Mais ce n’est qu’en prenant cette voie que les femmes seront en mesure d’atteindre cet objectif lointain mais séduisant – leur véritable libération dans un nouveau monde du travail. Dans cette marche difficile vers un avenir radieux, la travailleuse, jusqu’à peu une esclave humiliée, piétinée avec aucun droit, apprend à se débarrasser de la mentalité d’esclave qui lui était collée, elle se transforme petit à petit en une travailleuse indépendante, en une personnalité indépendante, libre en amour. C’est elle, en luttant dans les rangs du prolétariat, qui gagne pour les femmes le droit au travail ; c’est elle, la « petite sœur », qui prépare le terrain à la femme de l’avenir « libre » et « égale ».

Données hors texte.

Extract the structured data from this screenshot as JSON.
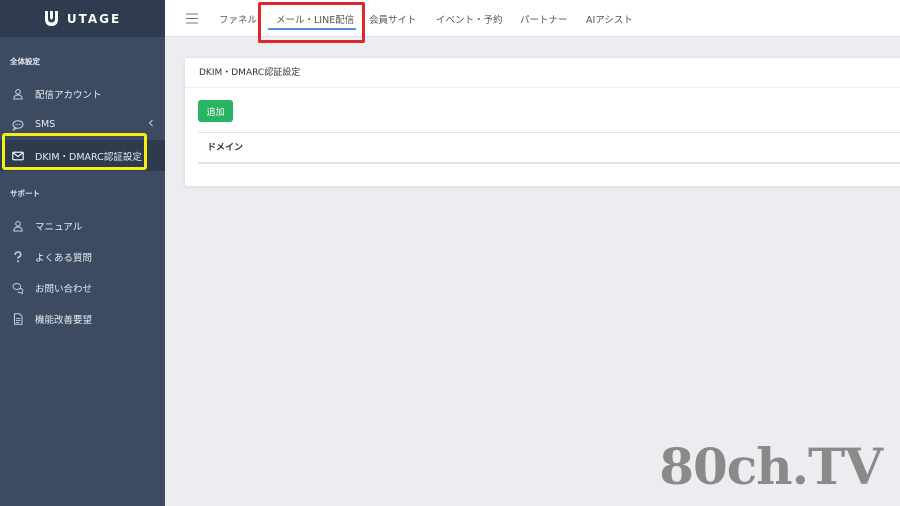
{
  "app": {
    "logo_text": "UTAGE"
  },
  "sidebar": {
    "section_general": "全体設定",
    "section_support": "サポート",
    "general_items": [
      {
        "label": "配信アカウント",
        "icon": "user-icon"
      },
      {
        "label": "SMS",
        "icon": "chat-bubble-icon"
      },
      {
        "label": "DKIM・DMARC認証設定",
        "icon": "envelope-icon",
        "active": true
      }
    ],
    "support_items": [
      {
        "label": "マニュアル",
        "icon": "user-icon"
      },
      {
        "label": "よくある質問",
        "icon": "question-icon"
      },
      {
        "label": "お問い合わせ",
        "icon": "chat-bubbles-icon"
      },
      {
        "label": "機能改善要望",
        "icon": "document-icon"
      }
    ]
  },
  "topnav": {
    "tabs": [
      {
        "label": "ファネル"
      },
      {
        "label": "メール・LINE配信",
        "active": true
      },
      {
        "label": "会員サイト"
      },
      {
        "label": "イベント・予約"
      },
      {
        "label": "パートナー"
      },
      {
        "label": "AIアシスト"
      }
    ]
  },
  "main": {
    "card_title": "DKIM・DMARC認証設定",
    "add_button": "追加",
    "table_headers": [
      "ドメイン"
    ]
  },
  "watermark": "80ch.TV",
  "colors": {
    "sidebar_bg": "#3d4b62",
    "accent_green": "#28b463",
    "tab_underline": "#4a8fd0",
    "annotation_red": "#e3262b",
    "annotation_yellow": "#f4ef1a"
  }
}
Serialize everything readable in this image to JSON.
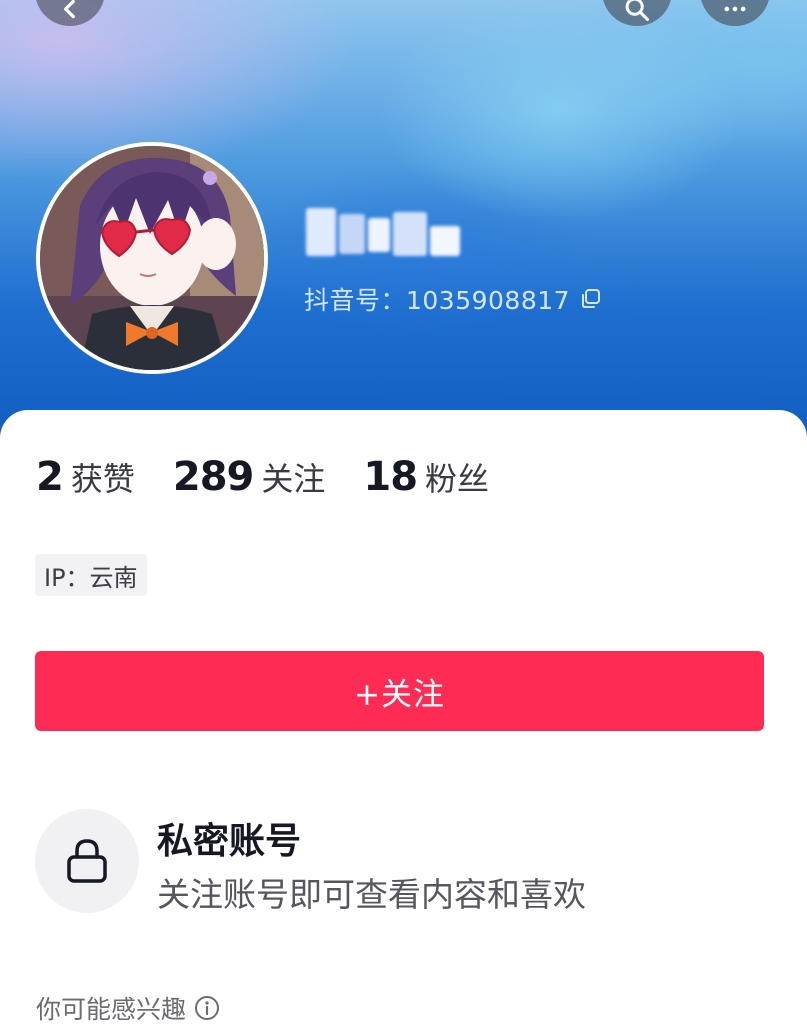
{
  "header": {
    "back_icon": "chevron-left-icon",
    "search_icon": "search-icon",
    "more_icon": "more-icon",
    "username_blurred": true,
    "douyin_id_label": "抖音号：1035908817",
    "copy_icon": "copy-icon"
  },
  "stats": [
    {
      "value": "2",
      "label": "获赞"
    },
    {
      "value": "289",
      "label": "关注"
    },
    {
      "value": "18",
      "label": "粉丝"
    }
  ],
  "ip_label": "IP：云南",
  "follow_button": {
    "label": "+关注",
    "color": "#fe2c55"
  },
  "private_account": {
    "icon": "lock-icon",
    "title": "私密账号",
    "description": "关注账号即可查看内容和喜欢"
  },
  "suggestions": {
    "label": "你可能感兴趣",
    "icon": "info-icon"
  }
}
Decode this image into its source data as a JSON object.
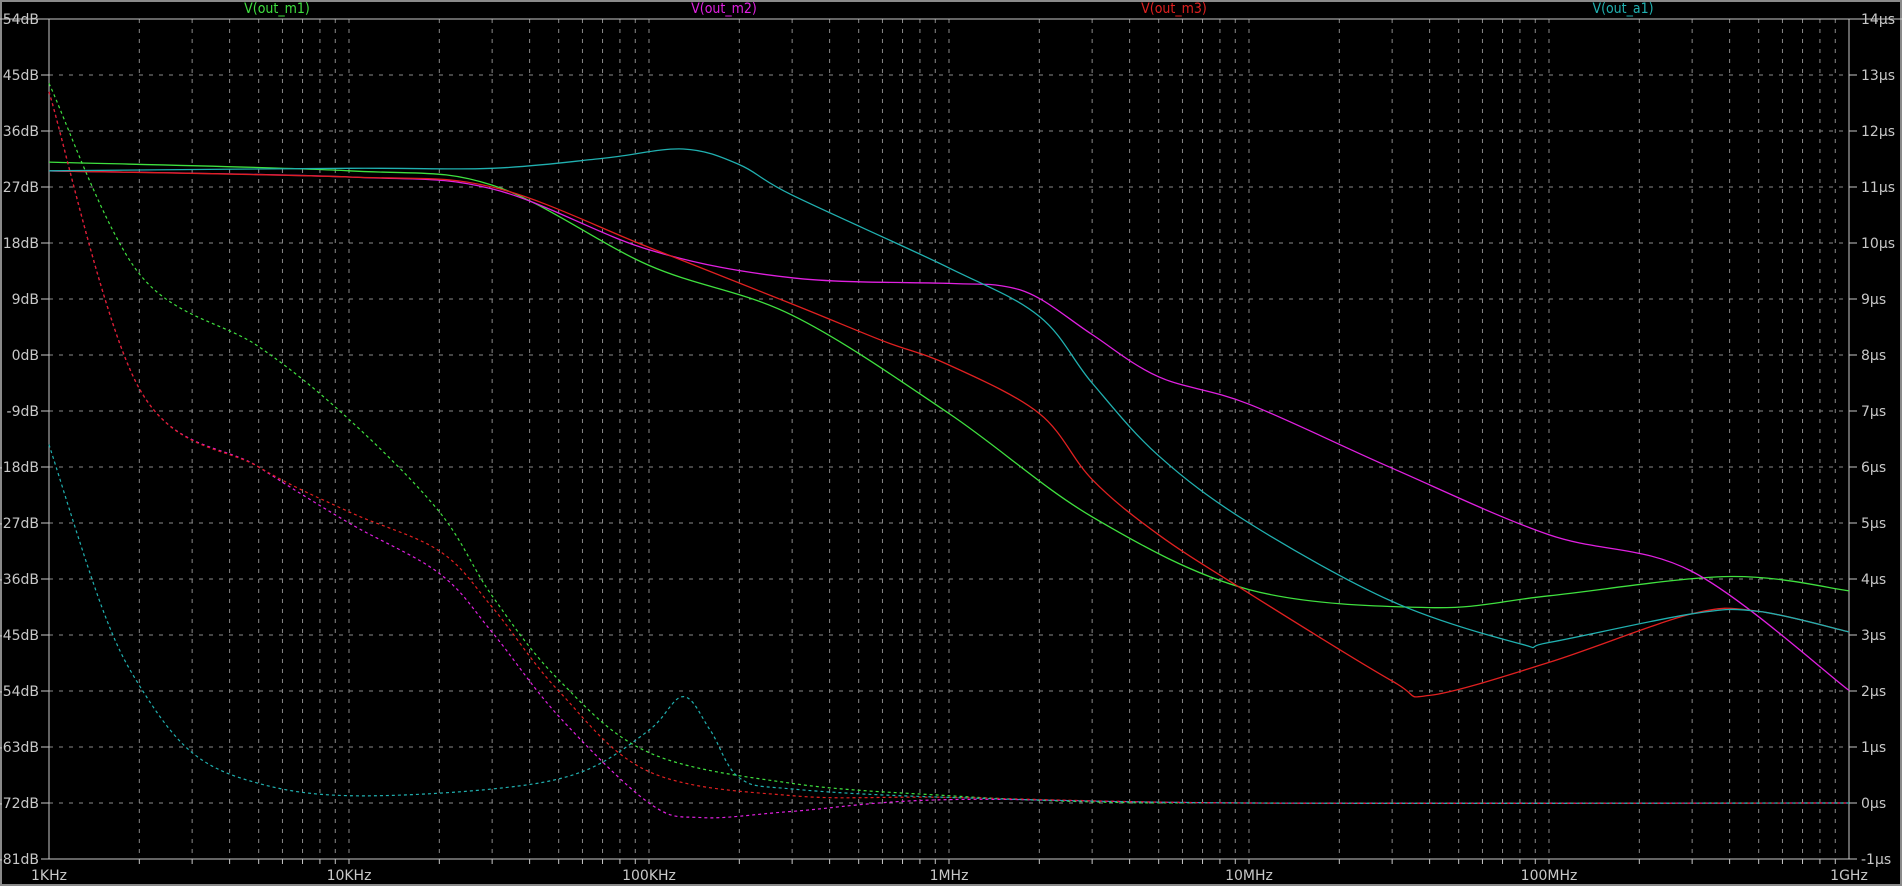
{
  "chart_data": {
    "type": "line",
    "title": "",
    "xscale": "log",
    "xlim": [
      1000,
      1000000000
    ],
    "x_ticks": [
      {
        "value": 1000,
        "label": "1KHz"
      },
      {
        "value": 10000,
        "label": "10KHz"
      },
      {
        "value": 100000,
        "label": "100KHz"
      },
      {
        "value": 1000000,
        "label": "1MHz"
      },
      {
        "value": 10000000,
        "label": "10MHz"
      },
      {
        "value": 100000000,
        "label": "100MHz"
      },
      {
        "value": 1000000000,
        "label": "1GHz"
      }
    ],
    "ylim_left": [
      -81,
      54
    ],
    "left_ticks": [
      "54dB",
      "45dB",
      "36dB",
      "27dB",
      "18dB",
      "9dB",
      "0dB",
      "-9dB",
      "-18dB",
      "-27dB",
      "-36dB",
      "-45dB",
      "-54dB",
      "-63dB",
      "-72dB",
      "-81dB"
    ],
    "ylim_right": [
      -1,
      14
    ],
    "right_ticks": [
      "14µs",
      "13µs",
      "12µs",
      "11µs",
      "10µs",
      "9µs",
      "8µs",
      "7µs",
      "6µs",
      "5µs",
      "4µs",
      "3µs",
      "2µs",
      "1µs",
      "0µs",
      "-1µs"
    ],
    "grid": true,
    "legend_placement": "top",
    "series": [
      {
        "name": "V(out_m1)",
        "color": "#3fe03f",
        "magnitude_db": [
          [
            1000.0,
            31
          ],
          [
            10000.0,
            29.6
          ],
          [
            30000.0,
            27.3
          ],
          [
            100000.0,
            14.4
          ],
          [
            300000.0,
            6.4
          ],
          [
            1000000.0,
            -9.4
          ],
          [
            3000000.0,
            -26
          ],
          [
            10000000.0,
            -37.7
          ],
          [
            40000000.0,
            -40.6
          ],
          [
            100000000.0,
            -38.7
          ],
          [
            400000000.0,
            -35.6
          ],
          [
            1000000000.0,
            -37.9
          ]
        ],
        "group_delay_us": [
          [
            1000.0,
            12.85
          ],
          [
            2000.0,
            9.45
          ],
          [
            5000.0,
            8.15
          ],
          [
            10000.0,
            6.85
          ],
          [
            20000.0,
            5.2
          ],
          [
            30000.0,
            3.7
          ],
          [
            50000.0,
            2.2
          ],
          [
            100000.0,
            0.9
          ],
          [
            300000.0,
            0.35
          ],
          [
            1000000.0,
            0.13
          ],
          [
            3000000.0,
            0.02
          ],
          [
            10000000.0,
            0
          ],
          [
            1000000000.0,
            0
          ]
        ]
      },
      {
        "name": "V(out_m2)",
        "color": "#e020e0",
        "magnitude_db": [
          [
            1000.0,
            29.6
          ],
          [
            10000.0,
            28.6
          ],
          [
            30000.0,
            26.7
          ],
          [
            100000.0,
            16.9
          ],
          [
            300000.0,
            12.4
          ],
          [
            1000000.0,
            11.5
          ],
          [
            1500000.0,
            11.1
          ],
          [
            2000000.0,
            9.1
          ],
          [
            3000000.0,
            3.3
          ],
          [
            5000000.0,
            -3.5
          ],
          [
            10000000.0,
            -7.9
          ],
          [
            30000000.0,
            -18.2
          ],
          [
            100000000.0,
            -28.9
          ],
          [
            300000000.0,
            -34.8
          ],
          [
            1000000000.0,
            -53.9
          ]
        ],
        "group_delay_us": [
          [
            1000.0,
            12.7
          ],
          [
            2000.0,
            7.4
          ],
          [
            5000.0,
            6.0
          ],
          [
            10000.0,
            5.0
          ],
          [
            20000.0,
            4.1
          ],
          [
            30000.0,
            3.05
          ],
          [
            50000.0,
            1.55
          ],
          [
            100000.0,
            0
          ],
          [
            150000.0,
            -0.26
          ],
          [
            300000.0,
            -0.15
          ],
          [
            1000000.0,
            0.06
          ],
          [
            10000000.0,
            0
          ],
          [
            1000000000.0,
            0
          ]
        ]
      },
      {
        "name": "V(out_m3)",
        "color": "#e02020",
        "magnitude_db": [
          [
            1000.0,
            29.6
          ],
          [
            10000.0,
            28.6
          ],
          [
            30000.0,
            27
          ],
          [
            100000.0,
            17.3
          ],
          [
            300000.0,
            8.2
          ],
          [
            600000.0,
            2.3
          ],
          [
            1000000.0,
            -1.6
          ],
          [
            2000000.0,
            -9.4
          ],
          [
            3000000.0,
            -20
          ],
          [
            5000000.0,
            -28.9
          ],
          [
            10000000.0,
            -38.3
          ],
          [
            30000000.0,
            -52.4
          ],
          [
            40000000.0,
            -54.7
          ],
          [
            100000000.0,
            -49.4
          ],
          [
            300000000.0,
            -41.6
          ],
          [
            500000000.0,
            -41.2
          ],
          [
            1000000000.0,
            -44.5
          ]
        ],
        "group_delay_us": [
          [
            1000.0,
            12.7
          ],
          [
            2000.0,
            7.4
          ],
          [
            5000.0,
            6.0
          ],
          [
            10000.0,
            5.2
          ],
          [
            20000.0,
            4.5
          ],
          [
            30000.0,
            3.5
          ],
          [
            50000.0,
            2.0
          ],
          [
            100000.0,
            0.56
          ],
          [
            300000.0,
            0.13
          ],
          [
            1000000.0,
            0.1
          ],
          [
            10000000.0,
            0
          ],
          [
            1000000000.0,
            0
          ]
        ]
      },
      {
        "name": "V(out_a1)",
        "color": "#20b0b0",
        "magnitude_db": [
          [
            1000.0,
            29.6
          ],
          [
            10000.0,
            30
          ],
          [
            30000.0,
            30
          ],
          [
            70000.0,
            31.6
          ],
          [
            130000.0,
            33.1
          ],
          [
            200000.0,
            30.6
          ],
          [
            300000.0,
            25.7
          ],
          [
            1000000.0,
            14
          ],
          [
            2000000.0,
            6.2
          ],
          [
            3000000.0,
            -4.5
          ],
          [
            5000000.0,
            -16.2
          ],
          [
            10000000.0,
            -27
          ],
          [
            30000000.0,
            -39.6
          ],
          [
            80000000.0,
            -46.4
          ],
          [
            100000000.0,
            -46.2
          ],
          [
            300000000.0,
            -41.6
          ],
          [
            500000000.0,
            -41.2
          ],
          [
            1000000000.0,
            -44.5
          ]
        ],
        "group_delay_us": [
          [
            1000.0,
            6.4
          ],
          [
            1500.0,
            3.5
          ],
          [
            2000.0,
            2.1
          ],
          [
            3000.0,
            0.9
          ],
          [
            5000.0,
            0.35
          ],
          [
            10000.0,
            0.13
          ],
          [
            30000.0,
            0.25
          ],
          [
            60000.0,
            0.56
          ],
          [
            100000.0,
            1.3
          ],
          [
            130000.0,
            1.9
          ],
          [
            160000.0,
            1.3
          ],
          [
            200000.0,
            0.45
          ],
          [
            300000.0,
            0.25
          ],
          [
            1000000.0,
            0.1
          ],
          [
            10000000.0,
            0
          ],
          [
            1000000000.0,
            0
          ]
        ]
      }
    ]
  }
}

Pourquoi, alors, les travailleuses devraient rechercher l’union avec les bourgeoises féministes ? Qui, actuellement, prétendrait que l’on aurait quelque chose à y gagner avec une telle alliance ? Certainement pas la travailleuse. Elle est son propre sauveur ; son avenir se trouve entre ses mains. Les femmes ne doivent pas oublier et n’oublient pas que tandis que l’objectif des femmes est de garantir leurs propres intérêts dans le cadre d’une société antagoniste à nos intérêts, notre objectif est de construire, à la place du vieux monde, dépassé, un temple radieux du travail universel, de la solidarité entre camarades et de la liberté dans la joie. La travailleuse préserve ses propres intérêts de classe et elle n’est pas trompée par les grands discours sur la « parité féminine dans le monde ».